Example 2. To a solution of 30 ml (0.45 mol) of 67.7% nitric acid in 200 ml (3.53 mol) of 94.6% sulfuric acid, 25.0 g (0.16 mol) are gradually added. adamantanone and 1.33 g (0.013 mol) of potassium nitrate, maintaining the temperature no higher than 30 ^o C. The reaction mass is maintained until the content of cemantan in it is at least 80%, poured onto ice, 4.0 alumina and 4.0 g activated coal, 2.5 g of unreacted adamantanone are distilled off with hot steam, the reaction mixture is filtered after distillation of adamantanone, extracted with chloroform, the solvent is distilled off, and 20.0 g are obtained by whom ntana, yield 80.3%, m. pl. 24-226 ^o C (from CCl ₄ ), R _f - 0.254 in the solvent system (petroleum ether - ethyl acetate - ethanol - ammonia = 5: 3: 2: 1) (manifestation by iodine vapor).

Example 3. In a reactor equipped with a stirrer, a dropping funnel and a thermometer, 300 ml (4.2 mol) of 94.6% nitric acid and 2000 ml (35.3 mol) of sulfuric acid 94.6% were placed, and 20 g of active manganese dioxide, 250 g (1.7 mol) of adamantanone are gradually added to the reaction mass, maintaining the temperature in the mass not higher than 35 ^o C, the reaction mass is maintained with stirring and a temperature of 30 ^o C until the content of kemantan in the mass is not <80% (≈ 10 h), poured onto ice, 40 g of activated carbon and 40 g of aluminum oxide are added, the mass is boiled and sharp steam is passed through it for 4 hours for complete distillation of adamantanone and decomposition of product complexes with nitric acid, after which the reaction mass is filtered, extracted from the filtrate with kemantan chloroform, the solvent is distilled off to dryness and 201 g of kemantan are obtained; adamantonone 19 g), is 78.6%, so pl. 227-228 ^o C (from CCl ₄ ).

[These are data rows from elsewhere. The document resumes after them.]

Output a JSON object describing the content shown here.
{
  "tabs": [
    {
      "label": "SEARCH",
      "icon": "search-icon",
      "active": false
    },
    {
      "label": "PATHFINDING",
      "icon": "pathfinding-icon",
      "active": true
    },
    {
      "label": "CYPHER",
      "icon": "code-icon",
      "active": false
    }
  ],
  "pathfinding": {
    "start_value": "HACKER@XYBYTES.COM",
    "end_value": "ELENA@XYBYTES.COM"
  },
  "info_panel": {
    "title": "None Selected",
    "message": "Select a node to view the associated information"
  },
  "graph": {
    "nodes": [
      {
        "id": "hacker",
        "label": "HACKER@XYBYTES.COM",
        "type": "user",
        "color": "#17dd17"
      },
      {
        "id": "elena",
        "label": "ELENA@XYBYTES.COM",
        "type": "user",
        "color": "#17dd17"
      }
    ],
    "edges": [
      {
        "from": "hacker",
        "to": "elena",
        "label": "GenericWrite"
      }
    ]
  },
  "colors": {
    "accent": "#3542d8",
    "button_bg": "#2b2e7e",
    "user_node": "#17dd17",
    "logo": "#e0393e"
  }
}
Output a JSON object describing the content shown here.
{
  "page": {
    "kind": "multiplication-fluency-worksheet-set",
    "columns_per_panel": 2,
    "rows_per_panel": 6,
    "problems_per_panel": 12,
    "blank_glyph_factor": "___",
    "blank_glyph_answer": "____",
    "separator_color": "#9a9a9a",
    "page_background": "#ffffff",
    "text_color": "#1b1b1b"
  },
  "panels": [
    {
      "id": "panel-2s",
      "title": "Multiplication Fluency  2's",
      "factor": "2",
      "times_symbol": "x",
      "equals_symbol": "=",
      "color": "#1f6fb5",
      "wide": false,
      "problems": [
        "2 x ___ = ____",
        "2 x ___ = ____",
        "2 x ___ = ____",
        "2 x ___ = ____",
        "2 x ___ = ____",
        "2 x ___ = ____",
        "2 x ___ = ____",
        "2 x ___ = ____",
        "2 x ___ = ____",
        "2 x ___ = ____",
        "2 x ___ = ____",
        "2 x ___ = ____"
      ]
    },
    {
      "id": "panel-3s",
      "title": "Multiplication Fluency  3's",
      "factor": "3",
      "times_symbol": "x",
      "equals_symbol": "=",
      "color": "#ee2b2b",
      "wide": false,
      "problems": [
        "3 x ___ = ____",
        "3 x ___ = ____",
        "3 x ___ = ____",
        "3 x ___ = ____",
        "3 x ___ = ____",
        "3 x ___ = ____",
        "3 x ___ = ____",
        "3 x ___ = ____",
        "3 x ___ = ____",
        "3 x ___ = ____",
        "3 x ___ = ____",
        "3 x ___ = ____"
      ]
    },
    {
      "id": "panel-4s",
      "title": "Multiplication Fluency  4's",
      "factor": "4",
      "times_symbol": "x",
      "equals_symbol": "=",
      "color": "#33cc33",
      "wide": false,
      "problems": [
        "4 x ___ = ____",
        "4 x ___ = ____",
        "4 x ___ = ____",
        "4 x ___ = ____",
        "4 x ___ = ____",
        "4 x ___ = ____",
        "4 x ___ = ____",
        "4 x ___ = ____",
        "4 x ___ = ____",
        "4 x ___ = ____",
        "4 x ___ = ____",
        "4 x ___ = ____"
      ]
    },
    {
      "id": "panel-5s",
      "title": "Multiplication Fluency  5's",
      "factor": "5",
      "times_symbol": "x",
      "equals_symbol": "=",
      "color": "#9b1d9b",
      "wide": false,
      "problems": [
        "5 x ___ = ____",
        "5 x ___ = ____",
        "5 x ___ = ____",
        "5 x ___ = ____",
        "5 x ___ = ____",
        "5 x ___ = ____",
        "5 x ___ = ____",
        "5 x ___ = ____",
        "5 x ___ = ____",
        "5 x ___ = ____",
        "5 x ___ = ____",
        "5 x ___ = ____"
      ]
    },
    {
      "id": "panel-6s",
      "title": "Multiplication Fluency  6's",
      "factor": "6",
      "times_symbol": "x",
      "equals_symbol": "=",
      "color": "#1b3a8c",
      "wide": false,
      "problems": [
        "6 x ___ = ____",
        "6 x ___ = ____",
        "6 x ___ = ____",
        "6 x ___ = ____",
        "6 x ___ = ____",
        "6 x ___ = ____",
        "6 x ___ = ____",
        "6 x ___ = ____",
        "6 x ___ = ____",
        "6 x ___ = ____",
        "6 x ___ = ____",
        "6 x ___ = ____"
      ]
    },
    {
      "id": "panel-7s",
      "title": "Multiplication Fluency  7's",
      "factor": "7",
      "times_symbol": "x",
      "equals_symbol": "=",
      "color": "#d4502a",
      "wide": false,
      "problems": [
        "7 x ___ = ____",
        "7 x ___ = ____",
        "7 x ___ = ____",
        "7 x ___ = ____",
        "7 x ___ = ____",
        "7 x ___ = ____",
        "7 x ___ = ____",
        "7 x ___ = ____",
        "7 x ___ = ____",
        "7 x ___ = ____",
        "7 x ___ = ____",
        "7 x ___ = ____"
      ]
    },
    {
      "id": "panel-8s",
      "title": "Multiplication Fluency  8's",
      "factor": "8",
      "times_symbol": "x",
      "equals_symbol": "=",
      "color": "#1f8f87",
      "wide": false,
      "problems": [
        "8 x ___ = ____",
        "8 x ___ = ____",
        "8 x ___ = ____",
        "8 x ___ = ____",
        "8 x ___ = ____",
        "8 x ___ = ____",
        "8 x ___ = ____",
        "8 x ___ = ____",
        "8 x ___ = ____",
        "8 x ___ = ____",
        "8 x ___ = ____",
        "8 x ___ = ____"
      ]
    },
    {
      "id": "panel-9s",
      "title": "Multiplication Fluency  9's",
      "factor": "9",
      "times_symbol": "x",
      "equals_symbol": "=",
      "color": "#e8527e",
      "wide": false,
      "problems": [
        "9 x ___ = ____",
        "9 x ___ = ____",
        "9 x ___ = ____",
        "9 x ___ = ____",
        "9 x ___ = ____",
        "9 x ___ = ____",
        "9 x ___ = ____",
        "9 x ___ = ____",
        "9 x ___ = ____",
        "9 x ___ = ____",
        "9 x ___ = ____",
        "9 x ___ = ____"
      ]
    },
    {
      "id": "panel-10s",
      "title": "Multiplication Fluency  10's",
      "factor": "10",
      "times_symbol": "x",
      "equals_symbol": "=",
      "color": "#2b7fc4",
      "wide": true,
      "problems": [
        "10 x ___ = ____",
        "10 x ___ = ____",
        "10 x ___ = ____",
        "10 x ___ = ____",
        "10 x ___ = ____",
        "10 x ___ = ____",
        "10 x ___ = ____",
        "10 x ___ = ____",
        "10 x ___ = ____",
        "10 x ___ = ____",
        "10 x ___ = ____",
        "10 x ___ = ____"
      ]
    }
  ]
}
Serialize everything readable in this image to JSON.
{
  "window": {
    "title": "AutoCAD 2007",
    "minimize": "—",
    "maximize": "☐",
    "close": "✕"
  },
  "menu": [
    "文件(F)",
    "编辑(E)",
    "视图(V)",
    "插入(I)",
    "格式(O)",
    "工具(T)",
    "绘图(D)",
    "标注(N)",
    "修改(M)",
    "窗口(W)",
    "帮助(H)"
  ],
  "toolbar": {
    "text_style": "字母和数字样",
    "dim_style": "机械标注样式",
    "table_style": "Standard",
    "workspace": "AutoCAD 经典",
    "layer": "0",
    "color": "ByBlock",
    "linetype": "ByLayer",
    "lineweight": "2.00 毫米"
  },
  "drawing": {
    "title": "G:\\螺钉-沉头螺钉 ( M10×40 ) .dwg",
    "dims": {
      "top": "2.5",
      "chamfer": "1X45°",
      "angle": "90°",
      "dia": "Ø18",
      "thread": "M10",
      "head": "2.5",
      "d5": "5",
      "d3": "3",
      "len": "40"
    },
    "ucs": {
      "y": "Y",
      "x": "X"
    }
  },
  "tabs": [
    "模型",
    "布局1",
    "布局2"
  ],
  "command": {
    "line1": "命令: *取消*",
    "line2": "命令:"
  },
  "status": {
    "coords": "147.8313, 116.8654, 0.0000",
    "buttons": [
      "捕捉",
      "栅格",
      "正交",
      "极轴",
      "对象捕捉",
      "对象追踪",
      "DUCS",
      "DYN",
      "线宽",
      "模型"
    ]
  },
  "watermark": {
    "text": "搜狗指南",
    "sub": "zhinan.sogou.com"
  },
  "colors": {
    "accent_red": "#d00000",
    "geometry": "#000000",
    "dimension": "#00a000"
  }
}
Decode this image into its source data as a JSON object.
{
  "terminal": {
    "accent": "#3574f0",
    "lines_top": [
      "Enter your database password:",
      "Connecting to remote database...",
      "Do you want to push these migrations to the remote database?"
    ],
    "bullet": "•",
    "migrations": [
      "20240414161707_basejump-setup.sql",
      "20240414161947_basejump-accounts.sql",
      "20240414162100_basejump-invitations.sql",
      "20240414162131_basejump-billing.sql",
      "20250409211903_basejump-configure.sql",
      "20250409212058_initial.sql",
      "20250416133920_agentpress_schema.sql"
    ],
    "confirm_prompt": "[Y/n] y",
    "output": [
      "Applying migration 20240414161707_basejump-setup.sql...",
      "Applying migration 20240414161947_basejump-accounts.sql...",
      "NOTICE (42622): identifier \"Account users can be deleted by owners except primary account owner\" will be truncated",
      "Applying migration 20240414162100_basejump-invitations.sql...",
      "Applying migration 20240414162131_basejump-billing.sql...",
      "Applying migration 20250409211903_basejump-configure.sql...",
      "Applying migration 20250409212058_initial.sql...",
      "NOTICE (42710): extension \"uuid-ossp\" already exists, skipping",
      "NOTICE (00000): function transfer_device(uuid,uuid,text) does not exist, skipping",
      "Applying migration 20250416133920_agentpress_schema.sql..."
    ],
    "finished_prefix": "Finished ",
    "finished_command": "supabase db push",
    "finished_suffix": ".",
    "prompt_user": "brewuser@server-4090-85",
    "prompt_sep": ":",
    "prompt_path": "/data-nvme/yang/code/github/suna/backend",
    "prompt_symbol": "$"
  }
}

Elemental analysis: found,%: C 72.49; H, 8.47; calculated,%: C, 72.25; H 8.49.

Example 4. In a three-necked flask, 30 ml of 0.45 mol of 64.6% nitric acid, 200 ml (3.53 mol) of 94.6% sulfuric acid, 2.0 g of chromic anhydride are charged and added with vigorous stirring 25 g (0.16 mol) of adamantanone so that the temperature does not rise above 35 ^o C, the mixture is kept under stirring at a temperature of 30-34 ^o C until the content of cemantan in the reaction mass is not <80% (reaction time 8-10 h). At the end of the reaction, the mass is poured onto ice, 4.0 g of aluminum oxide and 4.0 g of activated carbon are added and boiled for 4 hours, sharp steam is passed through the mass (while 3.0 g of unreacted adamantanone is distilled off). At the end of boiling, the mass is filtered, the reaction product is extracted from the filter with chloroform, the solvent is distilled off to dryness and 19.8 g of cemantan are obtained, 81.32% yield (based on the reacted adamantanone), so pl. 224-226 ^° C (from CCl ₄ ). Elemental analysis: found,%: C 72.52; H 8.57, calculated,%: C 72.25; H 8.49.

Claims (3)

 1. The method of producing 1-hydroxyadamantan-4-one (cemantane) by the oxidation of adamantanone with nitric acid, characterized in that the process is carried out with the addition of sulfuric acid in the presence of a catalyst and the resulting reaction mass, after dilution with water, is boiled with activated carbon and aluminum oxide or silica gel.  2. The method according to p. 1, characterized in that the catalysts used are metal oxides of variable valency.  3. The method according to p. 1, characterized in that the catalyst used is nitrous potassium or sodium.